Siluet pria bertubuh tinggi menghalangi sinar lampu yang masuk melalui pintu toilet. Ghea menoleh, mendapati Gilang tengah bersender di pintu toilet wanita. Geram, Ghea pun menendang ember yang berisi air pel membuatnya muncrat ke mana-mana. "Bukannya bersihin toilet cowok, malah berdiri di situ!"

"Hukuman gue dah beres dong," seketika Rio dan Reza muncul di belakang Gilang, melemparkan smirk ke arah Ghea yang membuatnya semakin kesal.

"Gak adil! Hukuman gini doang masa minta bantuan jin, lemah!"

"Jin? Elu jin?" tuding Rio ke arah Reza. Disambut toyoran sederhana dari Reza membuat Rio meringis.

"Elu setan!"

"Wah, sekarang lu bertiga jadi kang jaga toilet cewek ya?" ujar Febi di belakang mereka. Gadis itu melipat tangan di dada, wajah datarnya tetap saja membuat Reza terpesona.

"Awas, awas tuan putri mau pipis." Febi mengibas-ibaskan tangannya guna mengusir tiga idiot itu dari hadapannya.
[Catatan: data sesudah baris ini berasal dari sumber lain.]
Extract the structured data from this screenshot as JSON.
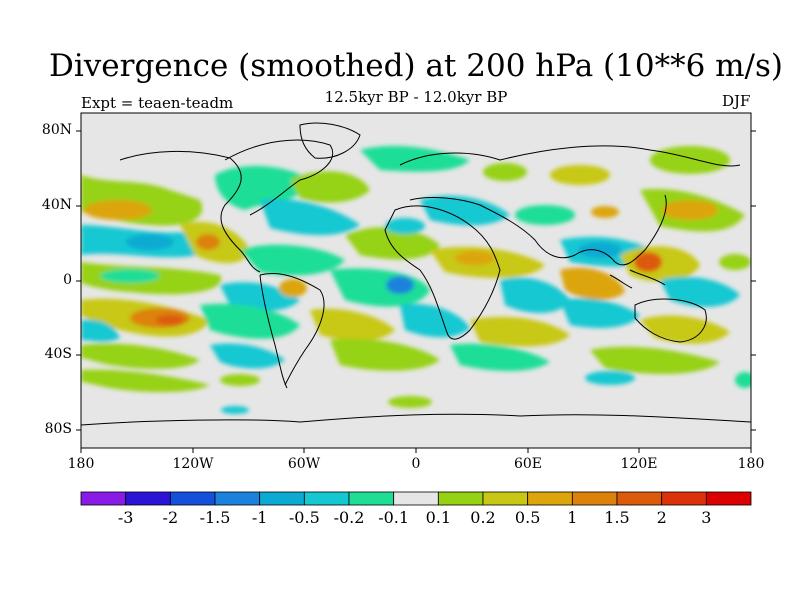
{
  "title": "Divergence (smoothed) at 200 hPa (10**6 m/s)",
  "subtitle": "12.5kyr BP - 12.0kyr BP",
  "experiment_label": "Expt = teaen-teadm",
  "season": "DJF",
  "axes": {
    "lat_labels": [
      "80N",
      "40N",
      "0",
      "40S",
      "80S"
    ],
    "lon_labels": [
      "180",
      "120W",
      "60W",
      "0",
      "60E",
      "120E",
      "180"
    ],
    "lat_range": [
      -90,
      90
    ],
    "lon_range": [
      -180,
      180
    ]
  },
  "colorbar": {
    "labels": [
      "-3",
      "-2",
      "-1.5",
      "-1",
      "-0.5",
      "-0.2",
      "-0.1",
      "0.1",
      "0.2",
      "0.5",
      "1",
      "1.5",
      "2",
      "3"
    ],
    "colors": [
      "#8a1ae6",
      "#2c14d6",
      "#1450dc",
      "#1a82dc",
      "#0aaad2",
      "#14c8d2",
      "#1ede96",
      "#e6e6e6",
      "#96d214",
      "#c8c814",
      "#dca50a",
      "#dc820a",
      "#dc5a0a",
      "#dc320a",
      "#dc0000"
    ]
  },
  "colors": {
    "ocean_neutral": "#e6e6e6",
    "coastline": "#000000"
  }
}
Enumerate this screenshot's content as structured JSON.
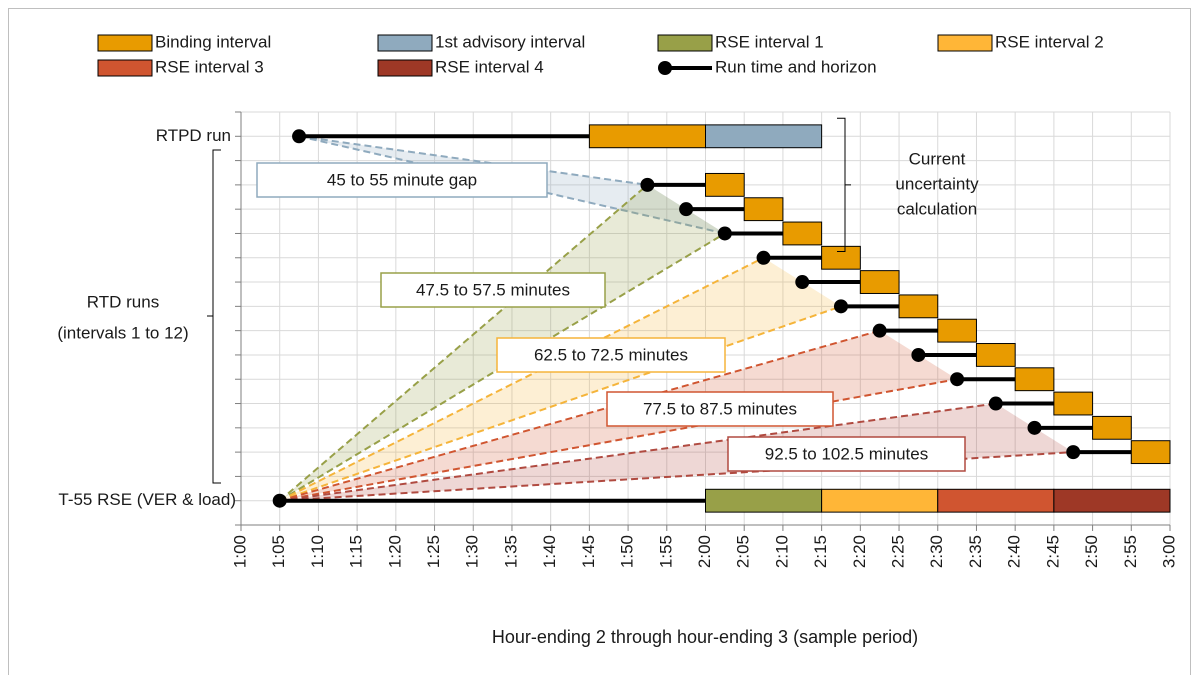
{
  "chart_data": {
    "type": "gantt",
    "x_axis_title": "Hour-ending 2 through hour-ending 3 (sample period)",
    "xlim": [
      0,
      120
    ],
    "ylim": [
      -1,
      16
    ],
    "xticks": [
      {
        "value": 0,
        "label": "1:00"
      },
      {
        "value": 5,
        "label": "1:05"
      },
      {
        "value": 10,
        "label": "1:10"
      },
      {
        "value": 15,
        "label": "1:15"
      },
      {
        "value": 20,
        "label": "1:20"
      },
      {
        "value": 25,
        "label": "1:25"
      },
      {
        "value": 30,
        "label": "1:30"
      },
      {
        "value": 35,
        "label": "1:35"
      },
      {
        "value": 40,
        "label": "1:40"
      },
      {
        "value": 45,
        "label": "1:45"
      },
      {
        "value": 50,
        "label": "1:50"
      },
      {
        "value": 55,
        "label": "1:55"
      },
      {
        "value": 60,
        "label": "2:00"
      },
      {
        "value": 65,
        "label": "2:05"
      },
      {
        "value": 70,
        "label": "2:10"
      },
      {
        "value": 75,
        "label": "2:15"
      },
      {
        "value": 80,
        "label": "2:20"
      },
      {
        "value": 85,
        "label": "2:25"
      },
      {
        "value": 90,
        "label": "2:30"
      },
      {
        "value": 95,
        "label": "2:35"
      },
      {
        "value": 100,
        "label": "2:40"
      },
      {
        "value": 105,
        "label": "2:45"
      },
      {
        "value": 110,
        "label": "2:50"
      },
      {
        "value": 115,
        "label": "2:55"
      },
      {
        "value": 120,
        "label": "3:00"
      }
    ],
    "yticks": [
      -1,
      0,
      1,
      2,
      3,
      4,
      5,
      6,
      7,
      8,
      9,
      10,
      11,
      12,
      13,
      14,
      15,
      16
    ],
    "grid": true,
    "series": [
      {
        "name": "Binding interval",
        "color": "#E89B00"
      },
      {
        "name": "1st advisory interval",
        "color": "#8FAABE"
      },
      {
        "name": "RSE interval 1",
        "color": "#98A048"
      },
      {
        "name": "RSE interval 2",
        "color": "#FFB637"
      },
      {
        "name": "RSE interval 3",
        "color": "#D05530"
      },
      {
        "name": "RSE interval 4",
        "color": "#9E3826"
      },
      {
        "name": "Run time and horizon",
        "color": "#000000"
      }
    ],
    "row_labels": [
      {
        "lines": [
          "RTPD run"
        ],
        "row": 15
      },
      {
        "lines": [
          "RTD runs",
          "(intervals 1 to 12)"
        ],
        "row": 7.5
      },
      {
        "lines": [
          "T-55 RSE (VER & load)"
        ],
        "row": 0
      }
    ],
    "runs": [
      {
        "row": 15,
        "run": 7.5,
        "intervals": [
          {
            "series": 0,
            "start": 45,
            "end": 60
          },
          {
            "series": 1,
            "start": 60,
            "end": 75
          }
        ]
      },
      {
        "row": 13,
        "run": 52.5,
        "intervals": [
          {
            "series": 0,
            "start": 60,
            "end": 65
          }
        ]
      },
      {
        "row": 12,
        "run": 57.5,
        "intervals": [
          {
            "series": 0,
            "start": 65,
            "end": 70
          }
        ]
      },
      {
        "row": 11,
        "run": 62.5,
        "intervals": [
          {
            "series": 0,
            "start": 70,
            "end": 75
          }
        ]
      },
      {
        "row": 10,
        "run": 67.5,
        "intervals": [
          {
            "series": 0,
            "start": 75,
            "end": 80
          }
        ]
      },
      {
        "row": 9,
        "run": 72.5,
        "intervals": [
          {
            "series": 0,
            "start": 80,
            "end": 85
          }
        ]
      },
      {
        "row": 8,
        "run": 77.5,
        "intervals": [
          {
            "series": 0,
            "start": 85,
            "end": 90
          }
        ]
      },
      {
        "row": 7,
        "run": 82.5,
        "intervals": [
          {
            "series": 0,
            "start": 90,
            "end": 95
          }
        ]
      },
      {
        "row": 6,
        "run": 87.5,
        "intervals": [
          {
            "series": 0,
            "start": 95,
            "end": 100
          }
        ]
      },
      {
        "row": 5,
        "run": 92.5,
        "intervals": [
          {
            "series": 0,
            "start": 100,
            "end": 105
          }
        ]
      },
      {
        "row": 4,
        "run": 97.5,
        "intervals": [
          {
            "series": 0,
            "start": 105,
            "end": 110
          }
        ]
      },
      {
        "row": 3,
        "run": 102.5,
        "intervals": [
          {
            "series": 0,
            "start": 110,
            "end": 115
          }
        ]
      },
      {
        "row": 2,
        "run": 107.5,
        "intervals": [
          {
            "series": 0,
            "start": 115,
            "end": 120
          }
        ]
      },
      {
        "row": 0,
        "run": 5,
        "intervals": [
          {
            "series": 2,
            "start": 60,
            "end": 75
          },
          {
            "series": 3,
            "start": 75,
            "end": 90
          },
          {
            "series": 4,
            "start": 90,
            "end": 105
          },
          {
            "series": 5,
            "start": 105,
            "end": 120
          }
        ]
      }
    ],
    "fans": [
      {
        "label": "45 to 55 minute gap",
        "color": "#8FAABE",
        "from": 0,
        "to": [
          1,
          3
        ]
      },
      {
        "label": "47.5 to 57.5 minutes",
        "color": "#98A048",
        "from": 13,
        "to": [
          1,
          3
        ]
      },
      {
        "label": "62.5 to 72.5 minutes",
        "color": "#F5B43A",
        "from": 13,
        "to": [
          4,
          6
        ]
      },
      {
        "label": "77.5 to 87.5 minutes",
        "color": "#D05530",
        "from": 13,
        "to": [
          7,
          9
        ]
      },
      {
        "label": "92.5 to 102.5 minutes",
        "color": "#B04A40",
        "from": 13,
        "to": [
          10,
          12
        ]
      }
    ],
    "bracket_note": {
      "lines": [
        "Current",
        "uncertainty",
        "calculation"
      ],
      "rows": [
        15,
        11
      ]
    }
  }
}
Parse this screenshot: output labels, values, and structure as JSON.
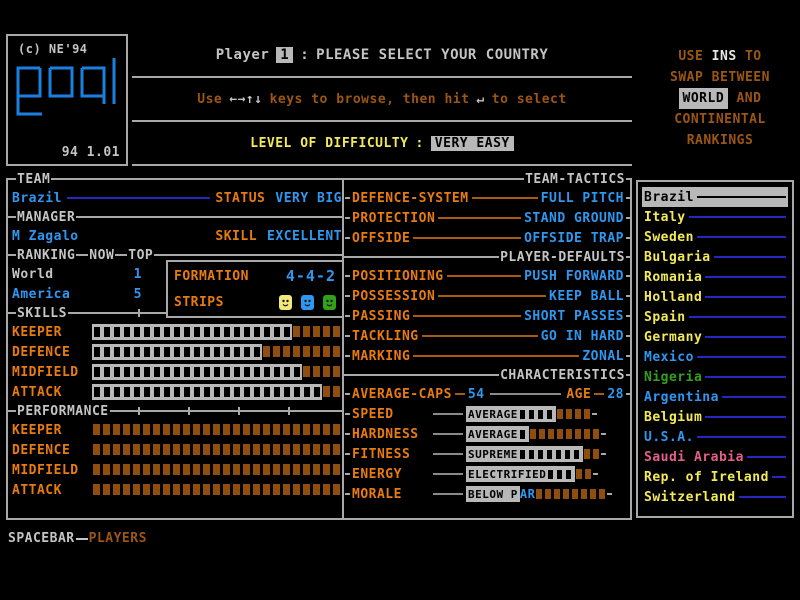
{
  "logo": {
    "copyright": "(c) NE'94",
    "title": "goal",
    "version": "94 1.01"
  },
  "header": {
    "player_label": "Player",
    "player_number": "1",
    "colon": ":",
    "prompt": "PLEASE SELECT YOUR COUNTRY",
    "browse_pre": "Use",
    "browse_arrows": "←→↑↓",
    "browse_mid": "keys to browse, then hit",
    "browse_enter": "↵",
    "browse_post": "to select",
    "difficulty_label": "LEVEL OF DIFFICULTY",
    "difficulty_sep": ":",
    "difficulty_value": "VERY EASY"
  },
  "rank_note": {
    "use": "USE",
    "ins_key": "INS",
    "to": "TO",
    "line2": "SWAP BETWEEN",
    "world": "WORLD",
    "and": "AND",
    "line4": "CONTINENTAL",
    "line5": "RANKINGS"
  },
  "team_panel": {
    "team_header": "TEAM",
    "team_name": "Brazil",
    "status_label": "STATUS",
    "status_value": "VERY BIG",
    "manager_header": "MANAGER",
    "manager_name": "M Zagalo",
    "skill_label": "SKILL",
    "skill_value": "EXCELLENT",
    "ranking_header": "RANKING",
    "now_label": "NOW",
    "top_label": "TOP",
    "ranking_rows": [
      {
        "name": "World",
        "now": "1",
        "top": "1",
        "color": "grey"
      },
      {
        "name": "America",
        "now": "5",
        "top": "5",
        "color": "blue"
      }
    ],
    "formation_label": "FORMATION",
    "formation_value": "4-4-2",
    "strips_label": "STRIPS",
    "skills_header": "SKILLS",
    "skills": [
      {
        "label": "KEEPER",
        "filled": 20,
        "empty": 5
      },
      {
        "label": "DEFENCE",
        "filled": 17,
        "empty": 8
      },
      {
        "label": "MIDFIELD",
        "filled": 21,
        "empty": 4
      },
      {
        "label": "ATTACK",
        "filled": 23,
        "empty": 2
      }
    ],
    "performance_header": "PERFORMANCE",
    "performance": [
      {
        "label": "KEEPER",
        "filled": 0,
        "empty": 25
      },
      {
        "label": "DEFENCE",
        "filled": 0,
        "empty": 25
      },
      {
        "label": "MIDFIELD",
        "filled": 0,
        "empty": 25
      },
      {
        "label": "ATTACK",
        "filled": 0,
        "empty": 25
      }
    ]
  },
  "tactics_panel": {
    "header": "TEAM-TACTICS",
    "tactics": [
      {
        "label": "DEFENCE-SYSTEM",
        "value": "FULL PITCH"
      },
      {
        "label": "PROTECTION",
        "value": "STAND GROUND"
      },
      {
        "label": "OFFSIDE",
        "value": "OFFSIDE TRAP"
      }
    ],
    "defaults_header": "PLAYER-DEFAULTS",
    "defaults": [
      {
        "label": "POSITIONING",
        "value": "PUSH FORWARD"
      },
      {
        "label": "POSSESSION",
        "value": "KEEP BALL"
      },
      {
        "label": "PASSING",
        "value": "SHORT PASSES"
      },
      {
        "label": "TACKLING",
        "value": "GO IN HARD"
      },
      {
        "label": "MARKING",
        "value": "ZONAL"
      }
    ],
    "characteristics_header": "CHARACTERISTICS",
    "caps_label": "AVERAGE-CAPS",
    "caps_value": "54",
    "age_label": "AGE",
    "age_value": "28",
    "characteristics": [
      {
        "label": "SPEED",
        "rating": "AVERAGE",
        "rating_overflow": "",
        "filled": 4,
        "empty": 4
      },
      {
        "label": "HARDNESS",
        "rating": "AVERAGE",
        "rating_overflow": "",
        "filled": 1,
        "empty": 8
      },
      {
        "label": "FITNESS",
        "rating": "SUPREME",
        "rating_overflow": "",
        "filled": 7,
        "empty": 2
      },
      {
        "label": "ENERGY",
        "rating": "ELECTRIFIED",
        "rating_overflow": "",
        "filled": 3,
        "empty": 2
      },
      {
        "label": "MORALE",
        "rating": "BELOW P",
        "rating_overflow": "AR",
        "filled": 0,
        "empty": 8
      }
    ]
  },
  "country_list": {
    "items": [
      {
        "name": "Brazil",
        "color": "selected"
      },
      {
        "name": "Italy",
        "color": "yellow"
      },
      {
        "name": "Sweden",
        "color": "yellow"
      },
      {
        "name": "Bulgaria",
        "color": "yellow"
      },
      {
        "name": "Romania",
        "color": "yellow"
      },
      {
        "name": "Holland",
        "color": "yellow"
      },
      {
        "name": "Spain",
        "color": "yellow"
      },
      {
        "name": "Germany",
        "color": "yellow"
      },
      {
        "name": "Mexico",
        "color": "blue"
      },
      {
        "name": "Nigeria",
        "color": "green"
      },
      {
        "name": "Argentina",
        "color": "blue"
      },
      {
        "name": "Belgium",
        "color": "yellow"
      },
      {
        "name": "U.S.A.",
        "color": "blue"
      },
      {
        "name": "Saudi Arabia",
        "color": "pink"
      },
      {
        "name": "Rep. of Ireland",
        "color": "yellow"
      },
      {
        "name": "Switzerland",
        "color": "yellow"
      }
    ]
  },
  "footer": {
    "key": "SPACEBAR",
    "action": "PLAYERS"
  },
  "colors": {
    "accent_orange": "#e87b10",
    "accent_blue": "#2f97ef",
    "highlight_grey": "#b8b8b8",
    "square_brown": "#8f4d0e",
    "strip_colors": [
      "#f0e87a",
      "#2f97ef",
      "#33a01c"
    ]
  }
}
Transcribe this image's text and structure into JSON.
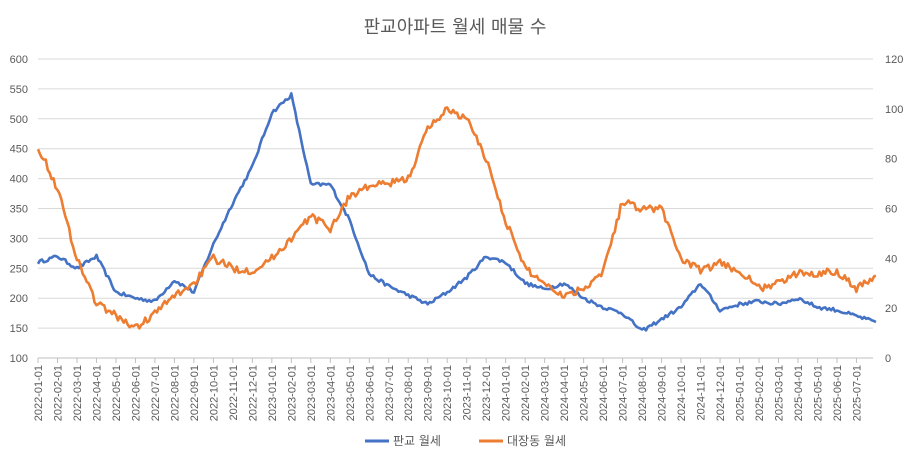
{
  "chart_data": {
    "type": "line",
    "title": "판교아파트 월세 매물 수",
    "xlabel": "",
    "ylabel": "",
    "y_left": {
      "min": 100,
      "max": 600,
      "step": 50,
      "ticks": [
        "100",
        "150",
        "200",
        "250",
        "300",
        "350",
        "400",
        "450",
        "500",
        "550",
        "600"
      ]
    },
    "y_right": {
      "min": 0,
      "max": 120,
      "step": 20,
      "ticks": [
        "0",
        "20",
        "40",
        "60",
        "80",
        "100",
        "120"
      ]
    },
    "x_ticks": [
      "2022-01-01",
      "2022-02-01",
      "2022-03-01",
      "2022-04-01",
      "2022-05-01",
      "2022-06-01",
      "2022-07-01",
      "2022-08-01",
      "2022-09-01",
      "2022-10-01",
      "2022-11-01",
      "2022-12-01",
      "2023-01-01",
      "2023-02-01",
      "2023-03-01",
      "2023-04-01",
      "2023-05-01",
      "2023-06-01",
      "2023-07-01",
      "2023-08-01",
      "2023-09-01",
      "2023-10-01",
      "2023-11-01",
      "2023-12-01",
      "2024-01-01",
      "2024-02-01",
      "2024-03-01",
      "2024-04-01",
      "2024-05-01",
      "2024-06-01",
      "2024-07-01",
      "2024-08-01",
      "2024-09-01",
      "2024-10-01",
      "2024-11-01",
      "2024-12-01",
      "2025-01-01",
      "2025-02-01",
      "2025-03-01",
      "2025-04-01",
      "2025-05-01",
      "2025-06-01",
      "2025-07-01"
    ],
    "grid": true,
    "legend_position": "bottom",
    "series": [
      {
        "name": "판교 월세",
        "axis": "left",
        "color": "#4472C4",
        "months": [
          "2022-01",
          "2022-02",
          "2022-03",
          "2022-04",
          "2022-05",
          "2022-06",
          "2022-07",
          "2022-08",
          "2022-09",
          "2022-10",
          "2022-11",
          "2022-12",
          "2023-01",
          "2023-02",
          "2023-03",
          "2023-04",
          "2023-05",
          "2023-06",
          "2023-07",
          "2023-08",
          "2023-09",
          "2023-10",
          "2023-11",
          "2023-12",
          "2024-01",
          "2024-02",
          "2024-03",
          "2024-04",
          "2024-05",
          "2024-06",
          "2024-07",
          "2024-08",
          "2024-09",
          "2024-10",
          "2024-11",
          "2024-12",
          "2025-01",
          "2025-02",
          "2025-03",
          "2025-04",
          "2025-05",
          "2025-06",
          "2025-07",
          "2025-08"
        ],
        "values": [
          260,
          270,
          250,
          270,
          210,
          200,
          195,
          230,
          210,
          290,
          360,
          420,
          510,
          540,
          390,
          390,
          330,
          240,
          220,
          205,
          190,
          210,
          235,
          270,
          260,
          225,
          215,
          225,
          200,
          185,
          175,
          145,
          165,
          185,
          225,
          180,
          190,
          195,
          190,
          200,
          185,
          180,
          170,
          160
        ]
      },
      {
        "name": "대장동 월세",
        "axis": "right",
        "color": "#ED7D31",
        "months": [
          "2022-01",
          "2022-02",
          "2022-03",
          "2022-04",
          "2022-05",
          "2022-06",
          "2022-07",
          "2022-08",
          "2022-09",
          "2022-10",
          "2022-11",
          "2022-12",
          "2023-01",
          "2023-02",
          "2023-03",
          "2023-04",
          "2023-05",
          "2023-06",
          "2023-07",
          "2023-08",
          "2023-09",
          "2023-10",
          "2023-11",
          "2023-12",
          "2024-01",
          "2024-02",
          "2024-03",
          "2024-04",
          "2024-05",
          "2024-06",
          "2024-07",
          "2024-08",
          "2024-09",
          "2024-10",
          "2024-11",
          "2024-12",
          "2025-01",
          "2025-02",
          "2025-03",
          "2025-04",
          "2025-05",
          "2025-06",
          "2025-07",
          "2025-08"
        ],
        "values": [
          85,
          68,
          40,
          22,
          17,
          12,
          18,
          25,
          30,
          40,
          36,
          35,
          40,
          48,
          57,
          52,
          65,
          69,
          70,
          72,
          92,
          100,
          96,
          80,
          55,
          36,
          30,
          25,
          28,
          35,
          63,
          60,
          60,
          40,
          35,
          38,
          35,
          28,
          30,
          34,
          34,
          35,
          28,
          33
        ]
      }
    ]
  }
}
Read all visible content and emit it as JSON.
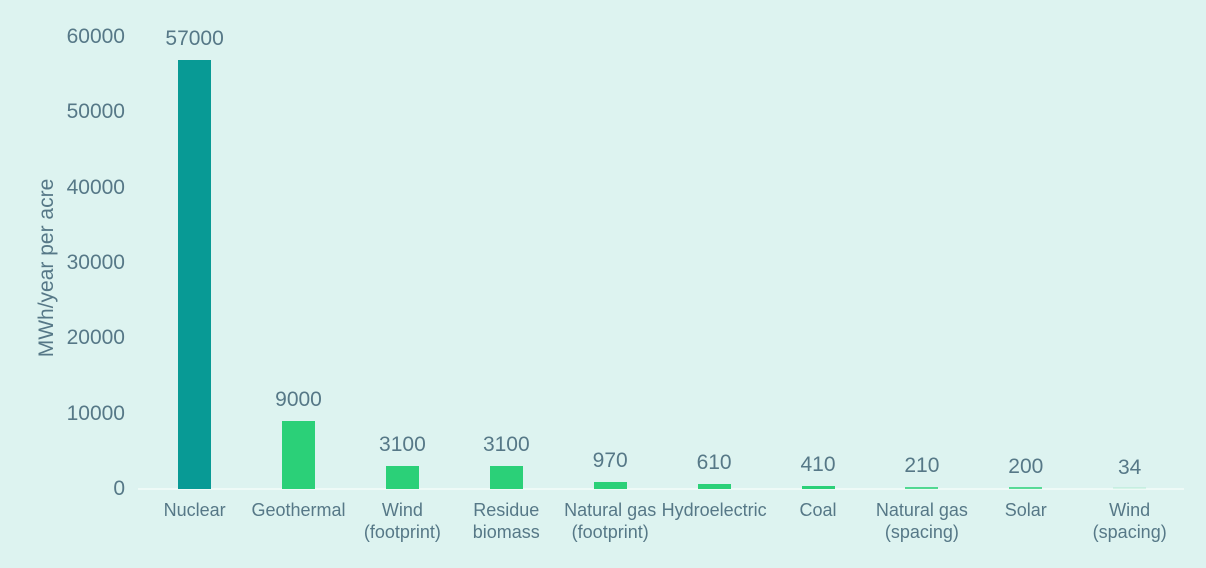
{
  "chart_data": {
    "type": "bar",
    "title": "",
    "xlabel": "",
    "ylabel": "MWh/year per acre",
    "ylim": [
      0,
      60000
    ],
    "yticks": [
      0,
      10000,
      20000,
      30000,
      40000,
      50000,
      60000
    ],
    "grid": false,
    "legend": null,
    "categories": [
      "Nuclear",
      "Geothermal",
      "Wind\n(footprint)",
      "Residue\nbiomass",
      "Natural gas\n(footprint)",
      "Hydroelectric",
      "Coal",
      "Natural gas\n(spacing)",
      "Solar",
      "Wind\n(spacing)"
    ],
    "values": [
      57000,
      9000,
      3100,
      3100,
      970,
      610,
      410,
      210,
      200,
      34
    ],
    "value_labels": [
      "57000",
      "9000",
      "3100",
      "3100",
      "970",
      "610",
      "410",
      "210",
      "200",
      "34"
    ],
    "bar_colors": [
      "#089a95",
      "#2bd078",
      "#2bd078",
      "#2bd078",
      "#2bd078",
      "#2bd078",
      "#2bd078",
      "#2bd078",
      "#2bd078",
      "#2bd078"
    ]
  },
  "colors": {
    "background": "#ddf3f0",
    "highlight_bar": "#089a95",
    "default_bar": "#2bd078",
    "text": "#567887",
    "baseline": "#eefaf7"
  }
}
Tentu saja mereka mempersilahkan Febi masuk.

"Feb, lantainya masih bas-"

Brukk..

Febi terpeleset, dengan posisi bokong yang mendarat terlebih dahulu. Gadis bermata coklat itu lantas meringis menahan panas yang menjalar di bagian bawah tubuhnya.
Tiga idiot itu hanya terkekeh, tanpa ada satu pun yang tergerak untuk menolong Febi.

"Aduh, Feb. Kan Ghea bilang juga apa, hati-hati."

"Lu bahkan gak bilang apa-apa, Ghea!" Febi berusaha berdiri dengan kakinya sendiri, namun sebuah tangan meraih tubuhnya.

"Gue bantu." Masih dengan raut wajah seolah menahan tawa, Reza membantu Febi untuk bangkit. Namun gadis itu dengan sigap menepisnya.

"Ehh, ikan cupang. Lu gak usah sok care ya sama gue! Lu aja ngetawain gue tadi!"
Akhirnya Febi mampu berdiri tanpa bantuan siapapun. Ia berjalan seperti nenek-nenek abis lahiran memasuki toilet untuk membuang urin.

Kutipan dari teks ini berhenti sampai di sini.